A group of three Burmese Buddhist monks - Venerable Ashin Agga Dhamma, Ashin Kawwida and Ashin Nayaka - were in Brazil August 18 to 22 to educate Brazilian society and authorities about the difficulties that Burma - officially called Myanmar by the authoritarian government ? has faced in recent years. For more than forty years, the country has been governed by a military junta, which violently represses any expression of dissent or support for democracy. To make things worse, Burma was struck last May by a natural catastrophe. The Nargis cyclone left more than two million Burmese homeless. Since the military government was reluctant to accept international humanitarian aid, it was difficult to provide assistance to those displaced.
The monks, who led a series of protests against the dictatorship and were violently repressed by the local government last September, in the so-called Saffron Revolution, established the International Burmese Monks Organization (IBMO), an international organization whose objective is to raise awareness and ask for the support of the international community to return democracy and the rule of law to Burma. Since the organization's founding, the monks have been in more than 20 countries pursuing this goal and recently sent a group to Brazil.
In São Paulo, the monks participated in a range of meetings with the local press and in a seminar on the situation in Burma, with the participation of the Brazilian Paulo Sérgio Pinheiro, former Special Rapporteur of the UN for Burma, and of the Brazilian Ministry of Foreign Affairs. The monks also brought a photographic exhibition, which was shown during their travels in Brazil.
Moreover, the group had some meetings to discuss strategy. In São Paulo, they met with the Municipal Commission of Human Rights, the Secretariat of International Relations of CUT (Brazilian Trade Union) and of the PT (Labor Party) and with some local NGOs and religious communities. In Brasília, the monks were hosted by the Ministry of Foreign Affairs (MRE), to whom they pled for Brazil to more actively participate in the condemnation, through multilateral organs like the UN's Human Rights Council, of human rights violations committed by Burma's military dictatorship. "Brazil has already made positive contributions to the Council, but it is important that it be more active and monitor whether the recommendations made by the UN are faithfully implemented", explained Ashin Nayaka.
The monks highlighted two more issues Brazil's involvement could be critical: supporting an international arms embargo on Burma, thus diminishing the power of the Burmese army, which currently receives arms shipments China and India; and calling for the immediate release of political prisoners - more than 200, including the winner of the Nobel Peace Prize, Aung Sun Saa Kyi, whose period of house arrest was recently extended.

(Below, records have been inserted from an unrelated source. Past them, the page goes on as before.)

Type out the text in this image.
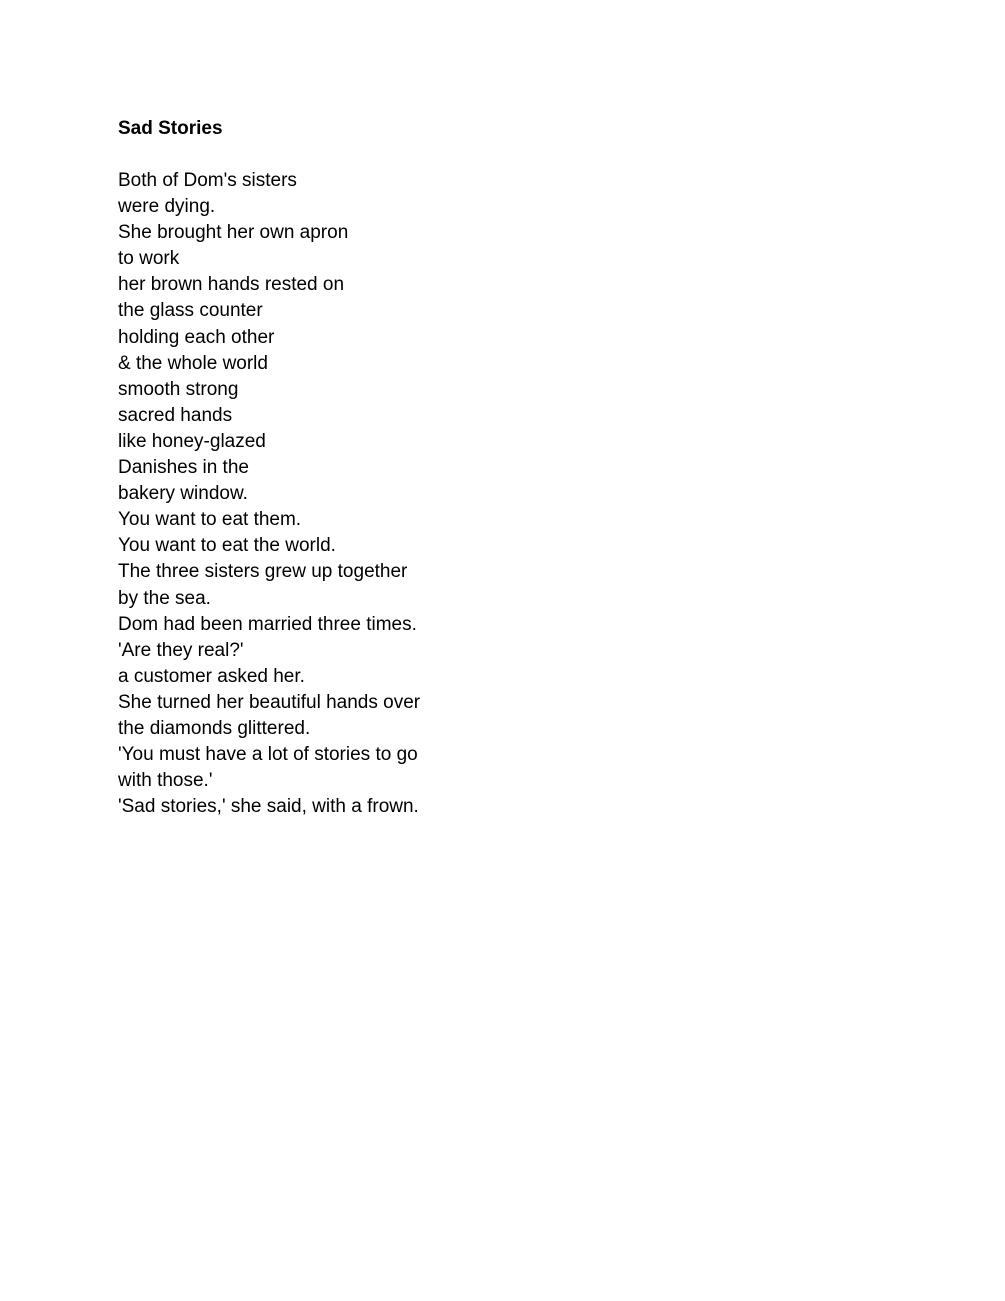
Sad Stories
Both of Dom's sisters
were dying.
She brought her own apron
to work
her brown hands rested on
the glass counter
holding each other
& the whole world
smooth strong
sacred hands
like honey-glazed
Danishes in the
bakery window.
You want to eat them.
You want to eat the world.
The three sisters grew up together
by the sea.
Dom had been married three times.
'Are they real?'
a customer asked her.
She turned her beautiful hands over
the diamonds glittered.
'You must have a lot of stories to go
with those.'
'Sad stories,' she said, with a frown.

Unless these conditions are satisfied, it will be difficult to hold free and democratic elections in 2010, as the military junta has promised.
While in Brasília, the monks also met with the Ministry of Health, with whom they were able to discuss their respective experiences treating those infected with sexually transmitted diseases and AIDS, one of the greatest problems in Burma nowadays. Moreover, they spent time with the Commission of Human Rights of the House of Representatives, who, in support of their cause, released a public statement that same week, requesting the immediate release of the Burmese political prisoners and asserting that Brazil must urgently partake in international efforts to secure an arms embargo.
"Brazil has done some positive things regarding the alarming situation of human rights violations in Burma, but it can do more given its privileged position in the international sphere, especially in preventing the exportation of arms to the military junta by some of its strategic partners", says Camila Lissa Asano, assistant of the Human Rights and Foreign Policy Project of Conectas Human Rights, a non-governmental organization that hosted the monks with the support of the Open Society Institute.